O inventor é Francisco de Paula, 57 anos, morador do Núcleo Habitacional Fortunato Rocha Lima. Ele conta que trabalhou vários anos operando máquinas numa fazenda no município de Jafa. Quando veio para Bauru, há cerca de seis anos, não conseguiu emprego e começou a consertar bicicletas para sustentar a família.
A idéia de adaptar uma bicicleta para transportar familiares surgiu há aproximadamente dois anos, segundo ele. Na primeira tentativa, ele usou latas e parafusos, mantendo a estrutura da bicicleta, com marcha e freios no guidão.
“Vendi aquela bicicleta para um amigo por R$ 200,00. Comprei uma máquina de solda e uma rebitadeira. Depois, sempre que sobrava um dinheirinho, fui comprando os arcos, os pneus, o quadro, a tinta, até conseguir montar esta aqui”, comemora.
O “Sicromove”, como é chamado por seu inventor, tem a estrutura de uma bicicleta do lado direito. Ligada a ela, uma estrutura de latas reformadas compõe um lugar para passageiros, uma caçamba e um bagageiro. Nas rodas, o veículo leva até amortecedores para amenizar os obstáculos do caminho.
O pequeno bagageiro fica na parte da frente do veículo, protegido por tampa e caprichosamente forrado por dentro. No lugar do passageiro, o banco estofado, com capa azul, uma porta semelhante às das antigas carruagens. Um tapete de carro forra o piso.
Na parte de trás, o veículo tem uma caçamba com 60 centímetros de largura e comprimento e 30 centímetros de profundidade, também toda forrada com tapetes de carro. Preso a ela numa das extremidades, um guarda-chuva devidamente instalado indica que o invento é mesmo “pau para toda a obra”.
Detalhista, Francisco deixou um compartimento especial para o rádio de pilha e outro para uma bateria de motocicleta. “O rádio eu tirei, porque é a pilha e não rodava fita. A bateria eu queria usar para ligar as luzes, mas também não deu muito certo. Tenho que achar uma outra alternativa”, conta.
Luzes, sim - o “Sicromove” tem faróis dianteiros e piscas traseiros - tudo acionado por pilhas comuns. Para ligar as luzes, o inventor instalou dois interruptores na lataria que reveste a bicicleta sob o celim.
Neste segundo veículo, Francisco substituiu o guidão por um volante de carro. As alavancas de marcha foram instaladas no “painel” e os freios foram substituídos por um único cabo ligado à roda traseira, com acionamento pelo pé, junto aos pedais.

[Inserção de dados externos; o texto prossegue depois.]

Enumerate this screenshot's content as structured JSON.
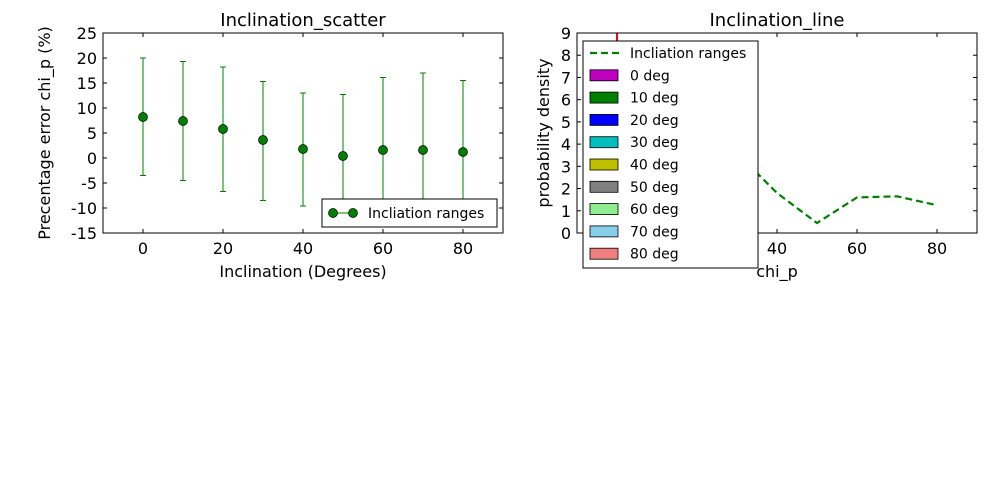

“A gente não tinha dinheiro para comprar um carro. Ele fez esse para a gente poder ir à igreja, ao supermercado”, destaca a esposa, Zélia da Silva Paula, 51 anos.
Francisco levou cerca de dez meses para montar seu “Sicromove”. Indagado sobre o preço do veículo, ele não sabe responder. Diz que foi comprando as peças aos poucos.
“Não dá para ir para a cidade com ela, mas serve bem para a gente sair aqui por perto, ir com a família para a igreja e fazer uma comprinha quando tem dinheiro”, completa o inventor.